In order to mean center by RGB, we compute the global mean of R, G and B channels across all the images, then subtract the individual R, G, and B channel means from the image. Code to do this is shown below:

def brighten_image_rgb(image, global_mean_rgb):
    r, g, b = cv2.split(image)
    m = np.array([np.mean(r), np.mean(g), np.mean(b)])
    brightened = image + global_mean_v - m
    return brightened
    
mean_rgbs = []
for image_dir, image_name in get_next_image_loc(DATA_DIR):
    image = cv2.imread(os.path.join(DATA_DIR, image_dir, image_name))
    image_rgb = cv2.cvtColor(image, cv2.COLOR_BGR2RGB)
    r, g, b = cv2.split(image_rgb)
    mean_rgbs.append(np.array([np.mean(r), np.mean(g), np.mean(b)]))
global_mean_rgbs = np.mean(mean_rgbs, axis=0)

brightened = brighten_image_rgb(resized, global_mean_rgbs)

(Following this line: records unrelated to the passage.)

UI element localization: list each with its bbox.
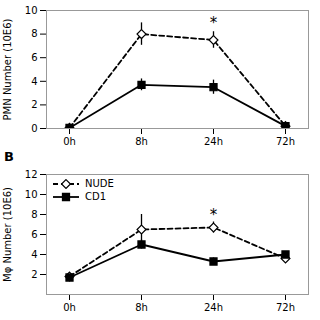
svg-text:8: 8 xyxy=(31,209,37,220)
svg-text:72h: 72h xyxy=(276,302,295,313)
svg-text:0h: 0h xyxy=(63,302,76,313)
svg-text:8h: 8h xyxy=(135,302,148,313)
svg-text:0: 0 xyxy=(31,123,37,134)
svg-text:6: 6 xyxy=(31,52,37,63)
svg-text:72h: 72h xyxy=(276,136,295,147)
svg-text:PMN Number (10E6): PMN Number (10E6) xyxy=(2,18,13,120)
svg-text:12: 12 xyxy=(25,169,38,180)
svg-text:4: 4 xyxy=(31,76,37,87)
svg-text:10: 10 xyxy=(25,5,38,16)
svg-text:6: 6 xyxy=(31,229,37,240)
html-text:CD1: CD1 xyxy=(85,191,106,202)
svg-text:2: 2 xyxy=(31,99,37,110)
svg-text:Mφ Number (10E6): Mφ Number (10E6) xyxy=(2,187,13,282)
svg-text:24h: 24h xyxy=(204,302,223,313)
svg-text:8h: 8h xyxy=(135,136,148,147)
svg-text:*: * xyxy=(210,14,218,32)
svg-text:*: * xyxy=(210,206,218,224)
svg-text:0h: 0h xyxy=(63,136,76,147)
html-text:NUDE: NUDE xyxy=(85,178,114,189)
html-text:B: B xyxy=(4,149,14,164)
svg-text:4: 4 xyxy=(31,249,37,260)
svg-text:10: 10 xyxy=(25,189,38,200)
svg-text:24h: 24h xyxy=(204,136,223,147)
svg-text:2: 2 xyxy=(31,269,37,280)
svg-text:8: 8 xyxy=(31,28,37,39)
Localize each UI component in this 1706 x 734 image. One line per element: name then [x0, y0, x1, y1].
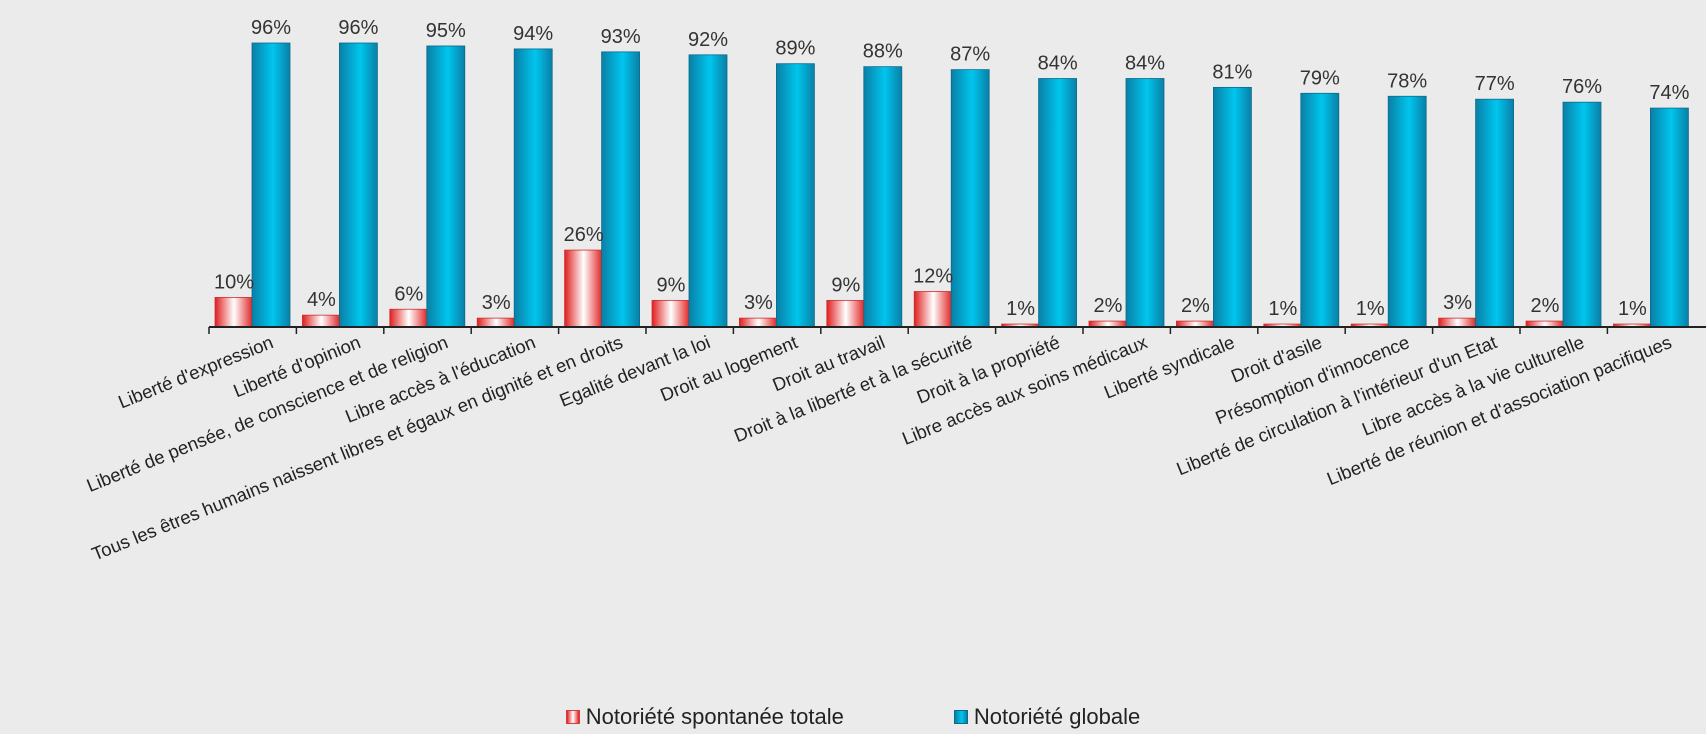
category-label-0: Liberté d'expression [115, 331, 276, 412]
legend-item-series-1: Notoriété spontanée totale [565, 704, 844, 730]
value-label-series-2-15: 76% [1562, 76, 1602, 98]
value-label-series-2-2: 95% [426, 20, 466, 42]
bar-series-2-1 [338, 42, 378, 328]
bars-layer [214, 42, 1689, 328]
category-label-5: Egalité devant la loi [556, 331, 713, 411]
bar-series-2-15 [1562, 101, 1602, 328]
bar-series-2-14 [1475, 98, 1514, 328]
bar-series-2-11 [1213, 86, 1252, 328]
bar-series-2-2 [426, 45, 466, 328]
value-label-series-2-0: 96% [251, 17, 291, 39]
bar-series-2-3 [513, 48, 553, 328]
legend-label-series-1: Notoriété spontanée totale [585, 704, 844, 729]
value-label-series-1-7: 9% [831, 274, 860, 296]
category-label-2: Liberté de pensée, de conscience et de r… [83, 331, 450, 496]
value-label-series-1-10: 2% [1094, 295, 1123, 317]
value-label-series-2-9: 84% [1038, 53, 1078, 75]
legend: Notoriété spontanée totale Notoriété glo… [0, 704, 1706, 730]
value-label-series-2-8: 87% [950, 44, 990, 66]
bar-series-2-6 [776, 63, 815, 328]
bar-series-2-4 [601, 51, 640, 328]
value-labels-layer: 10% 96% 4% 96% 6% 95% 3% 94% 26% 93% 9% 92% 3% 89% 9% 8… [214, 17, 1690, 320]
bar-series-2-13 [1387, 95, 1427, 328]
value-label-series-1-12: 1% [1268, 298, 1297, 320]
value-label-series-1-2: 6% [394, 283, 423, 305]
value-label-series-2-5: 92% [688, 29, 728, 51]
value-label-series-1-0: 10% [214, 271, 254, 293]
legend-item-series-2: Notoriété globale [953, 704, 1141, 730]
bar-series-2-12 [1300, 92, 1340, 328]
value-label-series-1-13: 1% [1356, 298, 1385, 320]
value-label-series-1-9: 1% [1006, 298, 1035, 320]
value-label-series-2-1: 96% [338, 17, 378, 39]
value-label-series-1-8: 12% [913, 266, 953, 288]
value-label-series-2-12: 79% [1300, 67, 1340, 89]
bar-series-1-8 [913, 291, 953, 328]
value-label-series-2-16: 74% [1649, 82, 1689, 104]
value-label-series-1-3: 3% [482, 292, 511, 314]
value-label-series-1-1: 4% [307, 289, 336, 311]
value-label-series-2-4: 93% [601, 26, 641, 48]
value-label-series-1-6: 3% [744, 292, 773, 314]
bar-series-1-6 [739, 317, 778, 328]
value-label-series-2-14: 77% [1475, 73, 1515, 95]
value-label-series-2-13: 78% [1387, 70, 1427, 92]
bar-series-2-0 [251, 42, 291, 328]
bar-series-1-14 [1438, 317, 1477, 328]
value-label-series-1-16: 1% [1618, 298, 1647, 320]
x-axis-ticks [208, 327, 1609, 334]
bar-series-1-2 [389, 308, 429, 328]
value-label-series-1-4: 26% [564, 224, 604, 246]
value-label-series-2-3: 94% [513, 23, 553, 45]
value-label-series-2-11: 81% [1212, 61, 1252, 83]
bar-series-1-5 [651, 299, 691, 328]
bar-series-2-16 [1650, 107, 1689, 328]
bar-series-2-7 [863, 66, 903, 328]
legend-label-series-2: Notoriété globale [973, 704, 1141, 729]
legend-swatch-series-1 [565, 710, 580, 724]
bar-series-2-5 [688, 54, 728, 328]
legend-swatch-series-2 [953, 710, 968, 724]
value-label-series-2-7: 88% [863, 41, 903, 63]
value-label-series-1-5: 9% [657, 274, 686, 296]
value-label-series-2-10: 84% [1125, 53, 1165, 75]
value-label-series-1-14: 3% [1443, 292, 1472, 314]
bar-series-2-9 [1038, 78, 1077, 328]
bar-series-1-7 [826, 299, 866, 328]
bar-series-1-0 [214, 297, 254, 328]
bar-series-1-3 [476, 317, 516, 328]
bar-series-2-8 [950, 69, 990, 328]
value-label-series-1-11: 2% [1181, 295, 1210, 317]
bar-series-1-1 [301, 314, 341, 328]
bar-series-1-4 [564, 249, 603, 328]
value-label-series-1-15: 2% [1531, 295, 1560, 317]
value-label-series-2-6: 89% [775, 38, 815, 60]
bar-series-2-10 [1125, 78, 1165, 328]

The set of sample images, brightened by RGB channel, looks like this:


Sadly, the preprocessing does not actually translate to higher accuracy or Kappa scores. In fact, resizing and brightening the image using HSV results in a Kappa score of 0.68. Resizing and brightening using RGB results in a Kappa score of 0.61. Kappa score without pre-processing was 0.75. So preprocessing images actually had a negative effect in my case. However, knowing how to do this is good to know for the future, so I think it was time well spent.

The entire code for preprocessing the sample images, as well as printing a random sample of 9 images at each step, is available here in my project on GitHub.